Academics

McHale named Distinguished Professor for work in human development

UNIVERSITY PARK, Pa. – Susan McHale has been named a Distinguished Professor of Human Development and Family Studies.

McHale, director of the Social Science Research Institute (SSRI), has been a faculty member in the Department of Human Development and Family Studies (HDFS) since 1980. She held the position of interim department head of HDFS from 2002 to 2003.

“Susan McHale is an extraordinary colleague who does it all well,” said Ann C. Crouter, Raymond E. and Erin Stuart Shultz Dean of the College of Health and Human Development. “She is an exemplary researcher, a gifted teacher and mentor, and a person who gives her all to the University through her work as director of the Social Science Research Center. She is so deserving of this important recognition.”

McHale’s areas of study encompass the social ecologies of child and adolescent. She is one of a handful of researchers to illuminate the importance of sibling relationships and dynamics in families, Crouter said.

“As she has pointed out, the sibling bond is often the most enduring relationship a person has in his or her life, but, compared with marital and parent-child relationships, it is the family relationship that has gotten the least attention,” Crouter said. “Susan has helped correct that situation by conducting longitudinal studies of families from childhood to young adulthood that gather detailed data from mothers, fathers and two children in each family. And she built on what she has learned in her longitudinal work to develop innovative intervention programs to strengthen sibling relations. We are so lucky to have a family scholar of her caliber at Penn State.”

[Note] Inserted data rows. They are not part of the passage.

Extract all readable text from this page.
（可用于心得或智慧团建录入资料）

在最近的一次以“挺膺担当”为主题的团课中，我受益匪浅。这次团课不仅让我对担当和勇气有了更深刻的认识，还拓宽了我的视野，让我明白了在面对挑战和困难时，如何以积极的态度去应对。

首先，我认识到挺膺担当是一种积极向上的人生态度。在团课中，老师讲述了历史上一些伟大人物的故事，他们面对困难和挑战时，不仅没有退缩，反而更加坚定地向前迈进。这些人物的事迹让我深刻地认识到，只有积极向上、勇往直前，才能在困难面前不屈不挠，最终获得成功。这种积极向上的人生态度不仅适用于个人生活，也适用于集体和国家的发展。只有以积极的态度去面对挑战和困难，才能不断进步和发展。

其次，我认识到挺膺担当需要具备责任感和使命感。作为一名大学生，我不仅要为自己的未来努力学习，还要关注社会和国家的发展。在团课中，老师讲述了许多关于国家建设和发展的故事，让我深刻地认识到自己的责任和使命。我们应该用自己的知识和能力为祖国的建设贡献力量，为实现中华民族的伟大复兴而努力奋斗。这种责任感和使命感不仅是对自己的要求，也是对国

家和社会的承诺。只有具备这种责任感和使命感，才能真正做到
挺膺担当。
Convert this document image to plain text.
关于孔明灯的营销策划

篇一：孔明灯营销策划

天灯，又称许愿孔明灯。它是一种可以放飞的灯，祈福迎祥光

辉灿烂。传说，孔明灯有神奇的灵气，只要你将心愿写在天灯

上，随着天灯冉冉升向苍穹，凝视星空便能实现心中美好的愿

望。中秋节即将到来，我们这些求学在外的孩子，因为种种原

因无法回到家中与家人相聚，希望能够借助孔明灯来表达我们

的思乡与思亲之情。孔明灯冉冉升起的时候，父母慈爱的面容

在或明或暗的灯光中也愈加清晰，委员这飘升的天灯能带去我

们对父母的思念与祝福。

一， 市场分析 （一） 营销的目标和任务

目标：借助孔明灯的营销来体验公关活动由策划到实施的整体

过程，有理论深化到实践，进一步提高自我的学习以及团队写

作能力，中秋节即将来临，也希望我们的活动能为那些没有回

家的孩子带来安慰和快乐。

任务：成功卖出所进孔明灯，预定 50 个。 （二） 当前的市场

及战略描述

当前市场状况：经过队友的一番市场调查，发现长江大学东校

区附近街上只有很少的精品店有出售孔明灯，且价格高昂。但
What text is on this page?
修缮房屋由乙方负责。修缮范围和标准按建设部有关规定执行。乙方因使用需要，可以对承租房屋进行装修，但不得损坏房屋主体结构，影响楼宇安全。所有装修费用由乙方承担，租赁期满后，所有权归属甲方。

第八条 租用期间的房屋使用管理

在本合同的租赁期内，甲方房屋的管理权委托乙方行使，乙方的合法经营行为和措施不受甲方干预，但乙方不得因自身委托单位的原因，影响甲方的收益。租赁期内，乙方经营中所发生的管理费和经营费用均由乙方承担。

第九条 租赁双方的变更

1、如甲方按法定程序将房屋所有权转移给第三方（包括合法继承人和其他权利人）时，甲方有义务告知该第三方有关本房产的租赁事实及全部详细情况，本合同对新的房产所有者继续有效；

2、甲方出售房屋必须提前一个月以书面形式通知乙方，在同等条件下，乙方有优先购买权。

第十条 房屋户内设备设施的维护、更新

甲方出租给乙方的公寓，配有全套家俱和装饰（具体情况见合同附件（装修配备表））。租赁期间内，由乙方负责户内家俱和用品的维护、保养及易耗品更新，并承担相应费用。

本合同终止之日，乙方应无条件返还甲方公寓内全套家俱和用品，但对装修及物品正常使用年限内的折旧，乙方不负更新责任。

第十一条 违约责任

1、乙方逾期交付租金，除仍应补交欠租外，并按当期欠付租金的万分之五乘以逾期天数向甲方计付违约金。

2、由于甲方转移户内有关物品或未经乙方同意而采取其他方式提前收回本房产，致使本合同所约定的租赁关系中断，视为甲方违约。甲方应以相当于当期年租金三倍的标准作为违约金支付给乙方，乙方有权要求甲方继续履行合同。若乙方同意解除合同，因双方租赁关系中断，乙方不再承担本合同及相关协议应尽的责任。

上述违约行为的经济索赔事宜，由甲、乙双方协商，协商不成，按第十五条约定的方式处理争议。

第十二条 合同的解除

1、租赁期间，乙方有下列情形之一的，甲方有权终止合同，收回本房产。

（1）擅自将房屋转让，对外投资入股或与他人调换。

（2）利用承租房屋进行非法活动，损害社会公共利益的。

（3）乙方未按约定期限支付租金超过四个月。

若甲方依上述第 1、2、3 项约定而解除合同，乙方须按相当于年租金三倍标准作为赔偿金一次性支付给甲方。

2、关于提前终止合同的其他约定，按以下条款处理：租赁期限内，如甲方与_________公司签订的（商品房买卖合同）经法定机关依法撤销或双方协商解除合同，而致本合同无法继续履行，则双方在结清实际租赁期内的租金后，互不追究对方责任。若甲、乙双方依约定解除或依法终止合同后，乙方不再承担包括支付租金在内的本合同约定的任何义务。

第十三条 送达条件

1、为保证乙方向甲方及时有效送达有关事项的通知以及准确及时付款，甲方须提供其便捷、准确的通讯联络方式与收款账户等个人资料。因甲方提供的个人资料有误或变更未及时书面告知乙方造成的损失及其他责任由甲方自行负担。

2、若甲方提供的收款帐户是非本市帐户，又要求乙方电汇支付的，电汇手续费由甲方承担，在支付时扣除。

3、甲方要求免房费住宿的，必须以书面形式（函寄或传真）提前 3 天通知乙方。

Douglas Teti, head of HDFS and professor of human development, psychology and pediatrics, said McHale is among the world’s most renowned scholars in the broad area of family relationships, studying families from multiple vantage points and levels of analysis.

“Much of Susan’s focus has been on determinants of sibling relationships in childhood and adolescence, but her scholarship includes the study of macro-forces on parenting and other subsystems within families, how gender structures relationships with families, and how daily experiences shape family relationships and family well-being in majority and minority cultures,” Teti said. “Her research incorporates state-of-the-art, time-intensive measurement approaches to discover family complexities and interdependencies and how they develop and change over time. It is methodologically sophisticated, theoretically rich and highly funded.”

With Crouter, McHale co-directs the Penn State Family Relationships Project, a longitudinal study of families that has been funded by the National Institute of Child Health and Human Development since 1995.

“Perhaps one of the most significant and very recent ‘products’ emerging from Susan’s work at the SSRI is the Penn State Network for Child Protection and Well-Being, a growing group of faculty scholars, nested under the SSRI, dedicated to the study, treatment, and prevention of child maltreatment,” Teti said. “Susan took the lead, along with (College of Medicine Dean) Craig Hillemeier, to develop the initial proposal that led to the network’s establishment.”

McHale earned her master of arts and doctorate degrees in developmental psychology from the University of North Carolina at Chapel Hill in 1979, and her bachelor of arts degree in psychology from Bucknell University in 1975.